The shift here will be seismic, make no mistake. A great deal of websites just aren’t mobile-friendly – and it’s not always the developer’s ‘fault’. Smartphones have been with us for a good while, but it was only really with the iPhone that the mobile Internet began to really take shape. Steve Jobs championed HTML5 and rubbished Flash. Quite rightly.

But, the rub here is that at that point (2007) HTML5 really wasn’t ready for prime time. Far from being an approved standard, most desktop browsers didn’t support many of its features. (In fact, it was only complete in October 2014 – although most website developers had already adopted it by then.) Migration was, initially, slow. Well, companies do want their websites to run on as many browsers as possible – that’s not unreasonable.

So, plenty of websites designed even 3 to 4 years ago may not perform that well on mobiles. This is especially true of smaller businesses, whose websites are created on a budget and there’s little need for change. Which is a real shame, because when I’m searching for a local greengrocer, that’s the very type of website which is most likely to be downranked.

As I said, whether Google should rank according to the coding technology and practices used, rather than the content, is a moot point. It’s a tough call, but (as with Steve Jobs and HTML5/Flash) sometimes these tough calls are needed to create a meaningful shift. For sure, people will find the experience of searching on mobiles less frustrating – their top search results are far more likely to be mobile-friendly, so that’s less pinching, zooming and swiping while you’re on the hoof.

The reality that website owners have to deal with is simple. Websites are no longer accessed from just desktop computers and laptops. The first port of call to find a website is often a phone – and there’s no reason to assume that this won’t carry on increasing.

Google wants to do what it’s always done: present relevant results. In this case, Google’s decided that for mobile users, the website should be fit for purpose. So, those who want to retain their search engine rankings (and traffic) need to take this very seriously indeed. The change is global and affects all languages.

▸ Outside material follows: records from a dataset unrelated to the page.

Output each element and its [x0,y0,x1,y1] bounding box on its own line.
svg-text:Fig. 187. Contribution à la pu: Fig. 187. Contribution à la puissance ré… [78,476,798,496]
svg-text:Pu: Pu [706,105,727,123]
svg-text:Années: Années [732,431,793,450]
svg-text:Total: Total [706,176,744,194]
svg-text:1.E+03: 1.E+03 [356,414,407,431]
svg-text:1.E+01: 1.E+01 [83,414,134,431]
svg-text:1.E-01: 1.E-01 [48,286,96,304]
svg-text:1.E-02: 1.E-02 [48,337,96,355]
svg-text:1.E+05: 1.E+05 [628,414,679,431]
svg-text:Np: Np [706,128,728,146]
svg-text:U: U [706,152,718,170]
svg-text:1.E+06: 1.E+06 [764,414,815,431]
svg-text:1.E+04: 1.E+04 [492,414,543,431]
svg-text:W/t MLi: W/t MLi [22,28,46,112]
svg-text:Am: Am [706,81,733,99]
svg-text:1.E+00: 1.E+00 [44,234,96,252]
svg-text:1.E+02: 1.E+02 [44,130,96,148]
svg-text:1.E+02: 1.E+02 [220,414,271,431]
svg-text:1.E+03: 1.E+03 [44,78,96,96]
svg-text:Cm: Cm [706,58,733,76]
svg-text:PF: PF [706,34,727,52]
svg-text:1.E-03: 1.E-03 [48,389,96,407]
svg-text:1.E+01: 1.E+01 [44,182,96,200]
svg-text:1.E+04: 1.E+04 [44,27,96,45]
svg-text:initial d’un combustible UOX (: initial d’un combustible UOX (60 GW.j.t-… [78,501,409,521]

Although Google has been clear to say that the changes only affect mobile searches, I’d put money on the changes bleeding into desktop search results over time – or them becoming one and the same thing.

Equality has always been at the heart of the Web and I can’t say that I don’t feel uncomfortable that this change will squeeze out quite a number of small businesses – but ultimately, those websites were coded for a world which is ceasing to exist. And Google is pushing for the next one.